I thought that after the Maggie incident that Aria and I agreed that we wouldn't keep secrets from each other anymore. I've always tried to be completely honest with her. I trust Aria with my life.

Why did she feel like she couldn't come to me with this? I know she didn't want me to worry but I would've protected her, made her feel safe. That's my job.

I run my hand through my hair and sigh. My droopy eyes are an indication that it's time to head home. Hopefully, Aria's asleep right now and not up worrying about me, as I would be doing if it were the other way around.

I drive back towards the apartment and pass Rosewood High school. Seeing it brings back so many memories of Aria and I and makes me realize how much has changed.

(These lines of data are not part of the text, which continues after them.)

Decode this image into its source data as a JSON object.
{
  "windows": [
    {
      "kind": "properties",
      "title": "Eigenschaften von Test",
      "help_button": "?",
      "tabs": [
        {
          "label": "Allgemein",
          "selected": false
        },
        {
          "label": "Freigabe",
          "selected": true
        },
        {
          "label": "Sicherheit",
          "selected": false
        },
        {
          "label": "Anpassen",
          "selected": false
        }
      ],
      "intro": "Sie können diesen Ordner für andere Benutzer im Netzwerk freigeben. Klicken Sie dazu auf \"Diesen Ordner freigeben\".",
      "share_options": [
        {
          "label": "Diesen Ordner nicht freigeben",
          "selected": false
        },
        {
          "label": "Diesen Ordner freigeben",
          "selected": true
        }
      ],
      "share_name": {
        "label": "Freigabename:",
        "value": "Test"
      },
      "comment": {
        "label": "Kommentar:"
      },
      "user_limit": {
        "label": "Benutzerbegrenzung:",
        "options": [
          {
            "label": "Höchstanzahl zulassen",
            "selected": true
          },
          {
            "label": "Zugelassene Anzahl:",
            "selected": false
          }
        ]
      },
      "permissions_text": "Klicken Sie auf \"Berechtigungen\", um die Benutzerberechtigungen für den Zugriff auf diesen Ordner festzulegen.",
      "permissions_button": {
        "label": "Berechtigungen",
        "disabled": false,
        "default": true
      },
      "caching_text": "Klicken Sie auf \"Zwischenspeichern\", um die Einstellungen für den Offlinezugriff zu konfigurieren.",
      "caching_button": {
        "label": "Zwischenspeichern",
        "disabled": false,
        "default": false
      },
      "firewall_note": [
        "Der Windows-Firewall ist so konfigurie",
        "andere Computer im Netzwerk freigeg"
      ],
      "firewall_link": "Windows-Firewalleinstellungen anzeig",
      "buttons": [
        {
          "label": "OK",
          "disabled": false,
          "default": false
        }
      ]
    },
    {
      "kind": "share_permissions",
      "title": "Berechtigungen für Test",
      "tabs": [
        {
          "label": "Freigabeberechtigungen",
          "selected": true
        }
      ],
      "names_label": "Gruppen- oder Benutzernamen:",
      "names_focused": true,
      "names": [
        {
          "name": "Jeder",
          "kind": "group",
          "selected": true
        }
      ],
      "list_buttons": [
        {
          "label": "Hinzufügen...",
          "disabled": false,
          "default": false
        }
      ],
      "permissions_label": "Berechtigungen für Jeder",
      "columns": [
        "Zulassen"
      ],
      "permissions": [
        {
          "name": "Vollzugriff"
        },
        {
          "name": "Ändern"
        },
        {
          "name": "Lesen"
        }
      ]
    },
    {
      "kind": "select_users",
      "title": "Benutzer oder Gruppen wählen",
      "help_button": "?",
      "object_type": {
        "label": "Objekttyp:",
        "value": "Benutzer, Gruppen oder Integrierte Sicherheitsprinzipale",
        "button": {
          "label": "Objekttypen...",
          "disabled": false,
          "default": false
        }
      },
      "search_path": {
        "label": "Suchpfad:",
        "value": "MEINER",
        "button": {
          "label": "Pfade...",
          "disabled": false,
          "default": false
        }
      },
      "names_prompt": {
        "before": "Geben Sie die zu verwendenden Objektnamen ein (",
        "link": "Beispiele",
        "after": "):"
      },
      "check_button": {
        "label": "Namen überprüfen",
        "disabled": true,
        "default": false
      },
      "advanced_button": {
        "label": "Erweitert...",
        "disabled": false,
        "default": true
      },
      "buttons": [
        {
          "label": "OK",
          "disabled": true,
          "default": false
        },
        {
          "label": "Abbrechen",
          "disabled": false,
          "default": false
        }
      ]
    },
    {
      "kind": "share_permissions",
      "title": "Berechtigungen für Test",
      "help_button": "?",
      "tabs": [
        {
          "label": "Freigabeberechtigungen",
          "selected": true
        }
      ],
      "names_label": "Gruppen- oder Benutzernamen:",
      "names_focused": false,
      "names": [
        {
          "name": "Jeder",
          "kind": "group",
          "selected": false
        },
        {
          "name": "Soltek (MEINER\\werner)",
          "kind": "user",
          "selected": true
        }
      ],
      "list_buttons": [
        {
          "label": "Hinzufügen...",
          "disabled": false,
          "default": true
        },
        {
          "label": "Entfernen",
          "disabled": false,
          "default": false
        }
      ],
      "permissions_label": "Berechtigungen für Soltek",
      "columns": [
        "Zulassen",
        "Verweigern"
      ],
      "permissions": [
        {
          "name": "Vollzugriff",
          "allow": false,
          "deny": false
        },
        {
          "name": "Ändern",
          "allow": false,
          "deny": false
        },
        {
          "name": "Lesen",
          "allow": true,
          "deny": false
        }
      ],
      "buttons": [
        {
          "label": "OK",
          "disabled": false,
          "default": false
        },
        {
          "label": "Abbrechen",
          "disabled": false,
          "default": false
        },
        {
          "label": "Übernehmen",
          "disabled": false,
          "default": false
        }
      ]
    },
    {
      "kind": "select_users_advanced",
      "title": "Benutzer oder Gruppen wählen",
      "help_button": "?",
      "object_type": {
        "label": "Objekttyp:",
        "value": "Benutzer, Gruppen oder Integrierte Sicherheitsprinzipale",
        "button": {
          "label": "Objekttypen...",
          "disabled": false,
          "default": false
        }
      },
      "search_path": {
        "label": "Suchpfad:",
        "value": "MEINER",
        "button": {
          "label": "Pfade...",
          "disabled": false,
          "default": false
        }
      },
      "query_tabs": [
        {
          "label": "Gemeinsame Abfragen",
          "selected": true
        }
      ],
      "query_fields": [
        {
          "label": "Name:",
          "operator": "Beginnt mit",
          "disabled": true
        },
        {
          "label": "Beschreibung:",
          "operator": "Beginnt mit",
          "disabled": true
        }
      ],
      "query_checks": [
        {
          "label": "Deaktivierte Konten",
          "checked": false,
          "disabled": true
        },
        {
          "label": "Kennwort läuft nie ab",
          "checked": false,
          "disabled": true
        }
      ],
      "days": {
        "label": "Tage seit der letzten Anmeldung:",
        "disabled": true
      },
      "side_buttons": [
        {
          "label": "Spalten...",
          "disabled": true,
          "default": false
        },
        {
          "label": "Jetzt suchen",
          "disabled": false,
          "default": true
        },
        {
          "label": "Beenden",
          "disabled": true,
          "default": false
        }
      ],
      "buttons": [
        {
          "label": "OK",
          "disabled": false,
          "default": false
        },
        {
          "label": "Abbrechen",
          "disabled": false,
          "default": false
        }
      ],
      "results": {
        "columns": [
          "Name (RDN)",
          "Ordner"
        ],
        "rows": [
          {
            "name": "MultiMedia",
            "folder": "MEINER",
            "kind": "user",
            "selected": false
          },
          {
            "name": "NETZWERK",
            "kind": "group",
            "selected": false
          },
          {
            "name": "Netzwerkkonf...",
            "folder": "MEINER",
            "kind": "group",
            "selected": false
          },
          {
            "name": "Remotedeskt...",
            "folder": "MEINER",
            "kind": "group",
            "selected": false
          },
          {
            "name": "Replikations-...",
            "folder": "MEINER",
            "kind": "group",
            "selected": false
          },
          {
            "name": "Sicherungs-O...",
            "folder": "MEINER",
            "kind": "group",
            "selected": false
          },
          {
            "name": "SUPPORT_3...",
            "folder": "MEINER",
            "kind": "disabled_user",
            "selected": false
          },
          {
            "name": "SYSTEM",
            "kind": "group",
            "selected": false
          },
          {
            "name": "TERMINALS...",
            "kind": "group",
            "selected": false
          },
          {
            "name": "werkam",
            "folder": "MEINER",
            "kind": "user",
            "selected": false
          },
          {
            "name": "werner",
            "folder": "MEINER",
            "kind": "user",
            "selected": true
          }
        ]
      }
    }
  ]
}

Our secret student-teacher relationship is just a faded memory now. I chuckle thinking back to how we worried so much about people finding out about us and what they would think. Our worries back then seem like nothing compared to our lives now. Aria's pregnant at 18 and I'm dealing with brain cancer.

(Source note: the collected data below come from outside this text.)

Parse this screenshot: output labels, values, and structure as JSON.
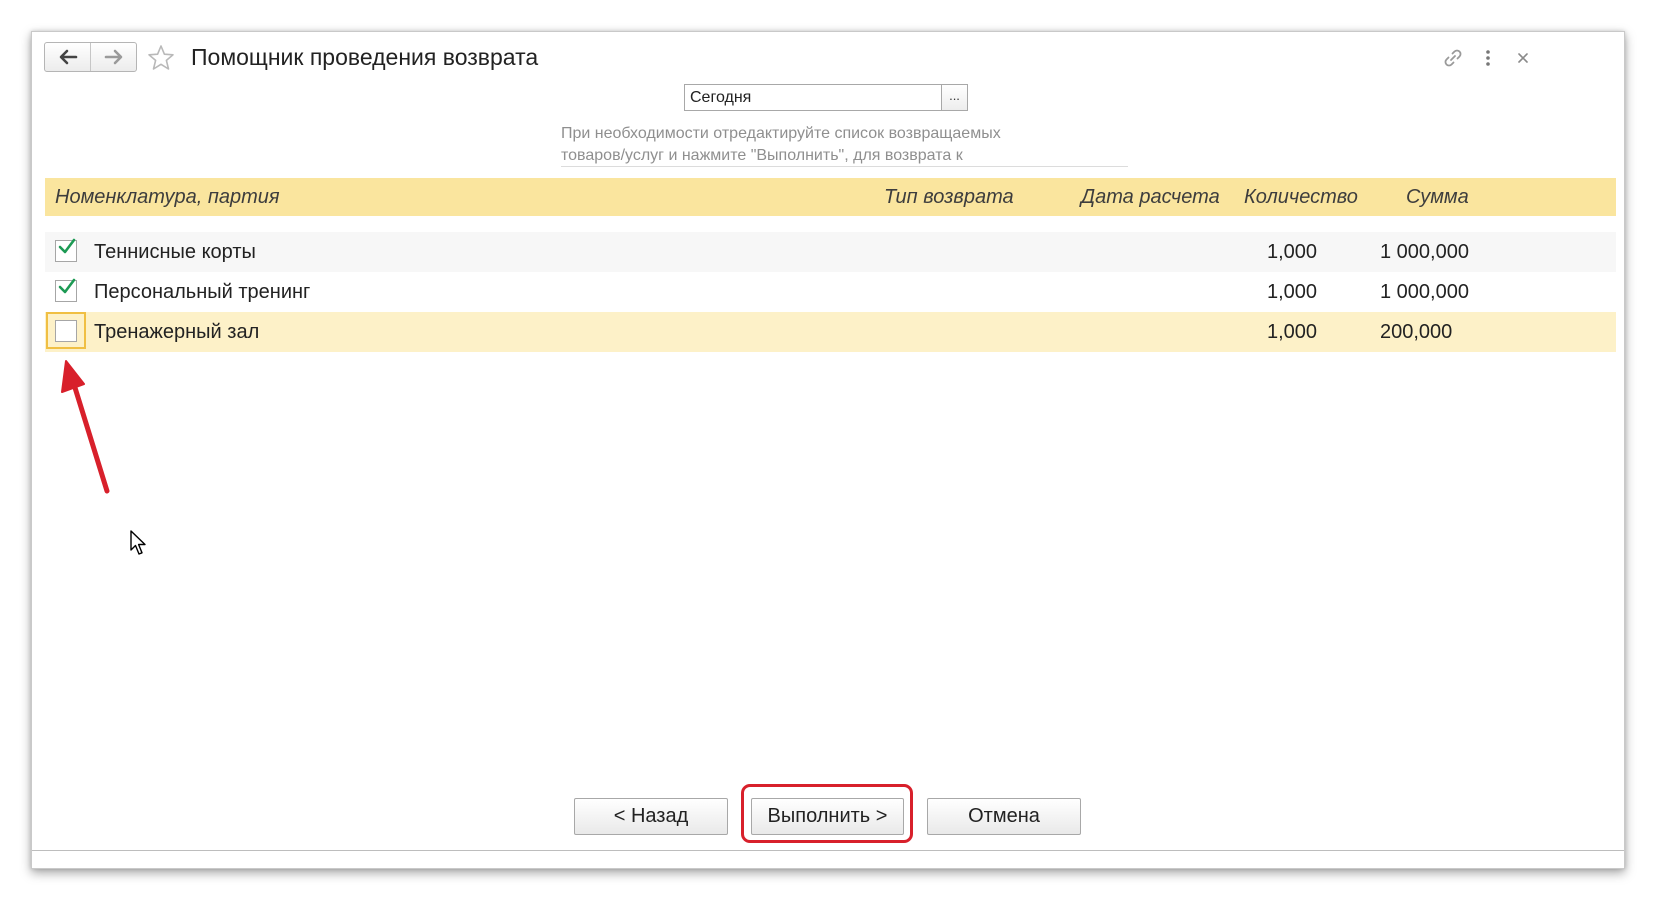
{
  "window": {
    "title": "Помощник проведения возврата",
    "icons": {
      "back": "arrow-left-icon",
      "forward": "arrow-right-icon",
      "favorite": "star-icon",
      "link": "link-icon",
      "menu": "more-vertical-icon",
      "close": "close-icon"
    }
  },
  "form": {
    "date_value": "Сегодня",
    "date_button_label": "...",
    "hint_lines": [
      "При необходимости отредактируйте список возвращаемых",
      "товаров/услуг и нажмите \"Выполнить\", для возврата к"
    ]
  },
  "table": {
    "columns": [
      "Номенклатура, партия",
      "Тип возврата",
      "Дата расчета",
      "Количество",
      "Сумма"
    ],
    "rows": [
      {
        "checked": true,
        "name": "Теннисные корты",
        "return_type": "",
        "calc_date": "",
        "quantity": "1,000",
        "sum": "1 000,000"
      },
      {
        "checked": true,
        "name": "Персональный тренинг",
        "return_type": "",
        "calc_date": "",
        "quantity": "1,000",
        "sum": "1 000,000"
      },
      {
        "checked": false,
        "name": "Тренажерный зал",
        "return_type": "",
        "calc_date": "",
        "quantity": "1,000",
        "sum": "200,000",
        "selected": true
      }
    ]
  },
  "buttons": {
    "back": "< Назад",
    "execute": "Выполнить >",
    "cancel": "Отмена"
  },
  "colors": {
    "header_bg": "#fae59e",
    "selected_row_bg": "#fdf1c8",
    "check_green": "#1d9a54",
    "annotation_red": "#d8202b"
  }
}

I think back to the good memories, our first dance as a couple, the day I finally left my teaching job. Aria and I were so excited to finally be able to start living our lives as a couple without also having to sneak around.

Things were so…effortless back then. I miss those days.

I finally reach the apartment and quietly open the door, careful not to wake my possibly sleeping girlfriend. I carefully close the door before pulling off my jacket and walking towards my bed.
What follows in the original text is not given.